Sensory processing is the ability to capture, elaborate, and integrate information through the five senses and is impaired in over 90% of children with autism spectrum disorder (ASD). The ASD population shows hyper–hypo sensitiveness to sensory stimuli that can generate alteration in information processing, affecting cognitive and social responses to daily life situations. Structured and semi-structured interviews are generally used for ASD assessment, and the evaluation relies on the examiner’s subjectivity and expertise, which can lead to misleading outcomes. Recently, there has been a growing need for more objective, reliable, and valid diagnostic measures, such as biomarkers, to distinguish typical from atypical functioning and to reliably track the progression of the illness, helping to diagnose ASD. Implicit measures and ecological valid settings have been showing high accuracy on predicting outcomes and correctly classifying populations in categories.

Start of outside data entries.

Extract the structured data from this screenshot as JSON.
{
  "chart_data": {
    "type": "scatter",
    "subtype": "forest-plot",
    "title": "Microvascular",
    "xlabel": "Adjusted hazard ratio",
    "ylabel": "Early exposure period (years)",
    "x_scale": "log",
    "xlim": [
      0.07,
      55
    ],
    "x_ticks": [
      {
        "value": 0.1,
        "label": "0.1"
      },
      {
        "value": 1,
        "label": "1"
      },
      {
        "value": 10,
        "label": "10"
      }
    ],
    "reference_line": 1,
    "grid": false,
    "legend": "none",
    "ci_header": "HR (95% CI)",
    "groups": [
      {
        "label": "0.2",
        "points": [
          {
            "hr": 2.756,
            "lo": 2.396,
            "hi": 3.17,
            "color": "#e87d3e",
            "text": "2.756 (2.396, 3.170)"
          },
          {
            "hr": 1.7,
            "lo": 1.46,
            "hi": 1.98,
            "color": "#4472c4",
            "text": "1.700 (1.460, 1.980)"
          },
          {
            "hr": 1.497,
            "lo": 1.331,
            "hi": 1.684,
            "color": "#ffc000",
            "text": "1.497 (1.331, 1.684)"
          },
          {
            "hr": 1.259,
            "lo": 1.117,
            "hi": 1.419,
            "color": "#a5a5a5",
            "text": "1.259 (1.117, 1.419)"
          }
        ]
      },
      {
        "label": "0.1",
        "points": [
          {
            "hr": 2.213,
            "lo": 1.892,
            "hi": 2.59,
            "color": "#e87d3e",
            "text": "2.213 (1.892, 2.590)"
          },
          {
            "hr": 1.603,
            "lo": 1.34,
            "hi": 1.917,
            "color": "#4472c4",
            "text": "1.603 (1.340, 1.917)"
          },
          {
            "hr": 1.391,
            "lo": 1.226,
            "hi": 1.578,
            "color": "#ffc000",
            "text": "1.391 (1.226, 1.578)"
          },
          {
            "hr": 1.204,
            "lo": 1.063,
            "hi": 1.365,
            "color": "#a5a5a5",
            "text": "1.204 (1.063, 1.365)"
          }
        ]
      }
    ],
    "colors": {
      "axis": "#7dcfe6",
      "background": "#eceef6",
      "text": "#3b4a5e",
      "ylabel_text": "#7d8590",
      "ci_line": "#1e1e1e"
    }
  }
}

Two experiments investigated whether sensory processing can discriminate between ASD and typical development (TD) populations using electrodermal activity (EDA) in two multimodal virtual environments (VE): forest VE and city VE. In the first experiment, 24 children with ASD diagnosis and 30 TDs participated in both virtual experiences, and changes in EDA have been recorded before and during the presentation of visual, auditive, and olfactive stimuli. In the second experiment, 40 children have been added to test the model of experiment 1.
The first exploratory results on EDA comparison models showed that the integration of visual, auditive, and olfactive stimuli in the forest environment provided higher accuracy (90.3%) on sensory dysfunction discrimination than specific stimuli. In the second experiment, 92 subjects experienced the forest VE, and results on 72 subjects showed that stimuli integration achieved an accuracy of 83.33%. The final confirmatory test set ( n = 20) achieved 85% accuracy, simulating a real application of the models. Further relevant result concerns the visual stimuli condition in the first experiment, which achieved 84.6% of accuracy in recognizing ASD sensory dysfunction.